Carotid artery stenting for calcified lesions

BACKGROUND AND PURPOSE: Our aim was to assess the feasibility of carotid artery stent placement (CAS) for calcified lesions.MATERIALS AND METHODS: Using embolic protection devices (EPDs), we performed 51 CAS procedures in 43 patients with severe carotid artery stenosis accompanied by plaque calcification. Before intervention, all lesions were subjected to multidetector-row CT. The arc of the circumferential plaque calcification was measured on axial source images at the site of maximal luminal stenosis, and the total volume of the plaque calcification was determined. The angiographic outcome immediately after CAS, and intra- and postoperative complications were recorded.RESULTS: The mean arc of calcification was 201.1 ± 72.3° (range, 76–352°), and the mean of the total calcification volume was 154.9 ± 35.4 mm³ (range, 92–2680 mm³). Balloon rupture occurred in 1 procedure (2.0%) at predilation angioplasty; all 51 CAS procedures were successful without clinical adverse effects. Although there was a correlation between the arc of plaque calcification and residual stenosis (r = 0.6, P < .001), excellent dilation with residual stenosis ≤30% was achieved in all lesions. There was no correlation between the total volume of calcification and residual stenosis. None of the patients developed stroke or death within 30 days of the CAS procedure.CONCLUSION: CAS by using EPDs to treat lesions with plaque calcification is feasible even in patients with near-total circumferential plaque calcification.
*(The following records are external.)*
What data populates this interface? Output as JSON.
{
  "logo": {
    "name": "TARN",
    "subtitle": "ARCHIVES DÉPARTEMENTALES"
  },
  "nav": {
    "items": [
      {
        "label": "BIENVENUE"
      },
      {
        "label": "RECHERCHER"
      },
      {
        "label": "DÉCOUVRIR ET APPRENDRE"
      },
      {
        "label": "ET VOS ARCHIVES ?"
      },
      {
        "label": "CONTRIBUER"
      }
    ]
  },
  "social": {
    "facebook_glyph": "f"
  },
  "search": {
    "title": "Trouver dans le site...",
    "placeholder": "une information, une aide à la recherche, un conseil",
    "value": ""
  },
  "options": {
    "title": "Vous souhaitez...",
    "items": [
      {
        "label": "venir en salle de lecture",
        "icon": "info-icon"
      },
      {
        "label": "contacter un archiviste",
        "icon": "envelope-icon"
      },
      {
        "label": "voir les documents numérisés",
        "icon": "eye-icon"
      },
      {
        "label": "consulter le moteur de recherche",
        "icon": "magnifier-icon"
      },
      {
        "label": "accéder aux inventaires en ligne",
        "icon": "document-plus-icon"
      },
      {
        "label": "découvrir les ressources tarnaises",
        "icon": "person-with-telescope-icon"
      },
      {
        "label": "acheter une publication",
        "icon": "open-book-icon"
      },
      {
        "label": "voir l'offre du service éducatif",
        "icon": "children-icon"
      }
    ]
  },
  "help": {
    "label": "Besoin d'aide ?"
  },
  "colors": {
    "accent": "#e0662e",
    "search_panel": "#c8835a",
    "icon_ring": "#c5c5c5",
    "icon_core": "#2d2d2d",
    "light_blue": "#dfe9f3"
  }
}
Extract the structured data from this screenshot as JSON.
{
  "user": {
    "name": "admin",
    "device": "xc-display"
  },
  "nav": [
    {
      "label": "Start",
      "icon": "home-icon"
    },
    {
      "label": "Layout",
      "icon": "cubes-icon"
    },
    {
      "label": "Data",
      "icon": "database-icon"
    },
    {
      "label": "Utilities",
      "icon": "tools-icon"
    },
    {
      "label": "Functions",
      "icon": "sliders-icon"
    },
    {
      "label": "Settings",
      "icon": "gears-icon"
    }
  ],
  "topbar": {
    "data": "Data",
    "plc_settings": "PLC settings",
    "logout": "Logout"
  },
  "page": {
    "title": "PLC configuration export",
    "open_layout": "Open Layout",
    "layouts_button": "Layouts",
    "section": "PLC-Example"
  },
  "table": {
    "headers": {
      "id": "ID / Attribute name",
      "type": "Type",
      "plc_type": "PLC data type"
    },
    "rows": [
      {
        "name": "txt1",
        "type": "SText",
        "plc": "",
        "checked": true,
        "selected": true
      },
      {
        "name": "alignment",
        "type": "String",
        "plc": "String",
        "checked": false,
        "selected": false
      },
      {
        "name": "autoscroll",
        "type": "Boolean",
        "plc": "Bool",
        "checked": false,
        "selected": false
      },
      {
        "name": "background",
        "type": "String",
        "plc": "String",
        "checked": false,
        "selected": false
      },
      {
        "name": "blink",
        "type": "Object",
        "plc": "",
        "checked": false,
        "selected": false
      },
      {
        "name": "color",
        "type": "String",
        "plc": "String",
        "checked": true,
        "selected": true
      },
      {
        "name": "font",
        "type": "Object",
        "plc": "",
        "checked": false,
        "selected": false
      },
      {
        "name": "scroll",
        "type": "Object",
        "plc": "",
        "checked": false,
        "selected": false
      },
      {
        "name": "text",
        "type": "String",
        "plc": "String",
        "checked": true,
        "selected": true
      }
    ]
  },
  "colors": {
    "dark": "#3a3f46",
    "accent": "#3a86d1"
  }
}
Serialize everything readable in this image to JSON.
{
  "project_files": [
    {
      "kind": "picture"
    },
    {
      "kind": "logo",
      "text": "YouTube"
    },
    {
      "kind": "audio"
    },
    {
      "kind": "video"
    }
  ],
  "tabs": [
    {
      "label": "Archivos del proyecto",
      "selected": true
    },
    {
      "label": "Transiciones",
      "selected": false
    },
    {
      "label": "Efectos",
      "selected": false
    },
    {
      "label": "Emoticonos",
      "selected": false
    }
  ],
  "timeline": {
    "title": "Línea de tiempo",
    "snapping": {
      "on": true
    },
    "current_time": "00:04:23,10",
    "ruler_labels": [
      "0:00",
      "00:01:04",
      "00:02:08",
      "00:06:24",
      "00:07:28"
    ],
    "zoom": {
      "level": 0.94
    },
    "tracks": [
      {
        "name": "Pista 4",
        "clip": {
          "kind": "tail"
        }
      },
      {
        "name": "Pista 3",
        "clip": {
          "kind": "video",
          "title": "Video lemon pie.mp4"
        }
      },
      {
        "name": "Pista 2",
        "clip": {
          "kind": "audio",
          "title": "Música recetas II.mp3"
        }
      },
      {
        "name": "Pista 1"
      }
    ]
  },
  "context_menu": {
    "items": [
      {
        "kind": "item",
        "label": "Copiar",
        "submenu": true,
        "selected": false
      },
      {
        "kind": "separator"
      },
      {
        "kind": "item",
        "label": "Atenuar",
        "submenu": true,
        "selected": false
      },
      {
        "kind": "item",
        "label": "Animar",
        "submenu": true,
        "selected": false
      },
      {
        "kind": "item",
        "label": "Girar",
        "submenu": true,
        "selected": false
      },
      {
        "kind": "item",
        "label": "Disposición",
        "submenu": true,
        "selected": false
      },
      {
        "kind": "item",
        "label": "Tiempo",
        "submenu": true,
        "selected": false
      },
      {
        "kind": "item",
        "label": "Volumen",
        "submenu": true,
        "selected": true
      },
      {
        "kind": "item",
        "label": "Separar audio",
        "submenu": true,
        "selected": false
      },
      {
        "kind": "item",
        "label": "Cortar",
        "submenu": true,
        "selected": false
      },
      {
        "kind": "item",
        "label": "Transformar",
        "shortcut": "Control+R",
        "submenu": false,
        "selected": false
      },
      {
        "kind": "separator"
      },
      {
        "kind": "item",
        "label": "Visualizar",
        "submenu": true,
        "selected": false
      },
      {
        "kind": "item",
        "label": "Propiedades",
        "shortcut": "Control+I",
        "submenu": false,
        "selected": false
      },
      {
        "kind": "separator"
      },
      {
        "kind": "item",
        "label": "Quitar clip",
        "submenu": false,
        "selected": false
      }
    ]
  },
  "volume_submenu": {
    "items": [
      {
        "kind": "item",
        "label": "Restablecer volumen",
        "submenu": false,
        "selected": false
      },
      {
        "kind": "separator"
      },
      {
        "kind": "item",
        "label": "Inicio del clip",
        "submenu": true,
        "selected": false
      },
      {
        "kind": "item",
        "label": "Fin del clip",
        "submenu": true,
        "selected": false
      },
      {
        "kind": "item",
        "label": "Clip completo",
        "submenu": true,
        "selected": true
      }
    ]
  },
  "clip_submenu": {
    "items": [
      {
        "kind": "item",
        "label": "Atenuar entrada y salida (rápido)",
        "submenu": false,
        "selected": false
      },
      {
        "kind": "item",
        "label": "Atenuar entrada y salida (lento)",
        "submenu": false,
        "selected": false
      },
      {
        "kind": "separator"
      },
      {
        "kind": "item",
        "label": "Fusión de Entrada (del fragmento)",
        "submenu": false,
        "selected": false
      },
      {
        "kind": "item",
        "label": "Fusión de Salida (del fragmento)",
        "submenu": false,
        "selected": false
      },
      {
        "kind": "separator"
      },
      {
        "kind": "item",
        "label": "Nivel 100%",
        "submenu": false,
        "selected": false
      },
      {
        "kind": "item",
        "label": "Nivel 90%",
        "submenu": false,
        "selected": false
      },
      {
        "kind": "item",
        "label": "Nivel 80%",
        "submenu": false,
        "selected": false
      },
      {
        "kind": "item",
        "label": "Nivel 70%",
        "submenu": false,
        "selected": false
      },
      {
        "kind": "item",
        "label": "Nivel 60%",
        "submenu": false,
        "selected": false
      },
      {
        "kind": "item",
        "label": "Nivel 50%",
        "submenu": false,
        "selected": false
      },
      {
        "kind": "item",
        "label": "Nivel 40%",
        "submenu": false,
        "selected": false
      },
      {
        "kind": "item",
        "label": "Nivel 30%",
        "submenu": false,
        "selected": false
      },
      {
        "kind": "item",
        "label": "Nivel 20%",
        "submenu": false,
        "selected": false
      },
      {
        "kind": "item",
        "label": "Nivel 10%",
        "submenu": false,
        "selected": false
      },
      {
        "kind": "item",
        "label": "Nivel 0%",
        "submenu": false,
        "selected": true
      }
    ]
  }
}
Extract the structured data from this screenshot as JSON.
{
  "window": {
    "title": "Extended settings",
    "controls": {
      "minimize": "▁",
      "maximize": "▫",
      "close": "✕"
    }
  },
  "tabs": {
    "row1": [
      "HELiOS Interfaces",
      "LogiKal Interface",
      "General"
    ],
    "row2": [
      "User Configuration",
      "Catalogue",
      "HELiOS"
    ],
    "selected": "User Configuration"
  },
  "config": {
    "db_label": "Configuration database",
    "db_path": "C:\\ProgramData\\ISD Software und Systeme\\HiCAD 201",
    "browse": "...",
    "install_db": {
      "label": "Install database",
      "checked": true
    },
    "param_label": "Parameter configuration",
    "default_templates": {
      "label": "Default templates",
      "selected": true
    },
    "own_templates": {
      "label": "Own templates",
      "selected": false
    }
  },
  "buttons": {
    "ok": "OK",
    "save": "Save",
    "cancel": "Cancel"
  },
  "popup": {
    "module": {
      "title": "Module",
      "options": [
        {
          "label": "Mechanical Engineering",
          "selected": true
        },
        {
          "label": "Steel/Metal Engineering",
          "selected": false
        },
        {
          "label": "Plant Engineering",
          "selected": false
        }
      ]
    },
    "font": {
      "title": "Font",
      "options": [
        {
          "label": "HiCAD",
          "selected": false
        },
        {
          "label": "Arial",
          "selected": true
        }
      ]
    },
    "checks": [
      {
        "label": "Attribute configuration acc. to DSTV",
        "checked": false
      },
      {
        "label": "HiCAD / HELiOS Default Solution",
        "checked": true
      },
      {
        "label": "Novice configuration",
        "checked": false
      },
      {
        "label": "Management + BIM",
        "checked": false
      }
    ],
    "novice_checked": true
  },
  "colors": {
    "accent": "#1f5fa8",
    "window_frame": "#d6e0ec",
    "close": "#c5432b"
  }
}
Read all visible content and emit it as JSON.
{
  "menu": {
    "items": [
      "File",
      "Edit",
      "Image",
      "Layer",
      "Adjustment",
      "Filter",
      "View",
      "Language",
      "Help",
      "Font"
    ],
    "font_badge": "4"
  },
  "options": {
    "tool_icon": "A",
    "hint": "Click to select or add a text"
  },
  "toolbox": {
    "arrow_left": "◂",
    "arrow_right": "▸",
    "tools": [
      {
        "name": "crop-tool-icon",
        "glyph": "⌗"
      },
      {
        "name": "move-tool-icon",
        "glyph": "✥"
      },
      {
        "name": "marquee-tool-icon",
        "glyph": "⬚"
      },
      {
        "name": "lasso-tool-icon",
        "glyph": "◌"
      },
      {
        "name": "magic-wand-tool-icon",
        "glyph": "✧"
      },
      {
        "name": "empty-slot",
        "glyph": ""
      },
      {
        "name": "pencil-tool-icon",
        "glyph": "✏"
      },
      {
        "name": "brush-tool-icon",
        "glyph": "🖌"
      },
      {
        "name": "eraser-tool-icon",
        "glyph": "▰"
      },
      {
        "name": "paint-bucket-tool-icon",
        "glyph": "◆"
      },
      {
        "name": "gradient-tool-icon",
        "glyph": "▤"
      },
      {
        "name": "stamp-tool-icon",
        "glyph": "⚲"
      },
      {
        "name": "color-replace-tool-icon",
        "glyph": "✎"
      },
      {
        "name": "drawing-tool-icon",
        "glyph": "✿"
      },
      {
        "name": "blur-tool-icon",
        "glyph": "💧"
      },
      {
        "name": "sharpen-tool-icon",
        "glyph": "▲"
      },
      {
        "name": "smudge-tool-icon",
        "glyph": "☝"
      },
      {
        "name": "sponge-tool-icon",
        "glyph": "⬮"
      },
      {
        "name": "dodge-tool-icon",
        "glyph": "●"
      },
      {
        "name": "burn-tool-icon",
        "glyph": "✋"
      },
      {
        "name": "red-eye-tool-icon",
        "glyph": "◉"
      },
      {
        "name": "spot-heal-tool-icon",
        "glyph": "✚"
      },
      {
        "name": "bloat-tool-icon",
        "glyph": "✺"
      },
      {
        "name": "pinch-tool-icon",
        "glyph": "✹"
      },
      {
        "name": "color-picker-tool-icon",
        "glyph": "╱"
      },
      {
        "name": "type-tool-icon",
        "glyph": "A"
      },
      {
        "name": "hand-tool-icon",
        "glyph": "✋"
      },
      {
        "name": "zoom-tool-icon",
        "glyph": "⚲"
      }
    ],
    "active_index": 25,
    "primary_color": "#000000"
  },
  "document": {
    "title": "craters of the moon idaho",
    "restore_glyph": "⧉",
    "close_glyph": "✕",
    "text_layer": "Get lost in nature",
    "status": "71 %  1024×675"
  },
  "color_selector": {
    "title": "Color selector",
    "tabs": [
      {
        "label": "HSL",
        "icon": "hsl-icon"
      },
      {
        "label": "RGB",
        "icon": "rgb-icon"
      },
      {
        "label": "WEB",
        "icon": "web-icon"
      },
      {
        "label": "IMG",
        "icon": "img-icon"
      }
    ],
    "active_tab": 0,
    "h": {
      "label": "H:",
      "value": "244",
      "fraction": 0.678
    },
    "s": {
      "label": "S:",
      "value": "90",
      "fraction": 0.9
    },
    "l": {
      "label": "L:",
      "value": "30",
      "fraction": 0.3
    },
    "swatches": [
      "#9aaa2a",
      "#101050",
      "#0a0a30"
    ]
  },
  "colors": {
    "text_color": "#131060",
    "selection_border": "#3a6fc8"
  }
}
Carotid artery stent placement (CAS) is being evaluated as an alternative to carotid endarterectomy. CAS procedures are currently performed in high-risk patients, and favorable outcomes have been reported.¹ The characteristics of the lesion are important factors influencing technical results and outcomes. Heavily calcified stenoses have been classified as complex lesions because their treatment success rate is lower and the incidence of acute dissection of the coronary artery and other vessels in the peripheral vascular territory is higher.^2,3 Severe lesion calcification has been considered a relative contraindication for CAS because it prevents adequate stent expansion.^4,5 However, the lesion calcifications had been evaluated only angiographically. A correlation between severe lesion calcification and stroke after CAS was reported⁶; most of the affected patients were treated without the use of embolic protection devices (EPDs). Therefore, the outcomes of CAS by using EPDs to address calcified lesions have not been well established.We performed morphologic and quantitative evaluation of plaque calcification by multidetector-row CT (MDCT) before CAS. Here we report the characteristics of plaque calcifications and the short-term angiographic and clinical outcomes after CAS with EPDs.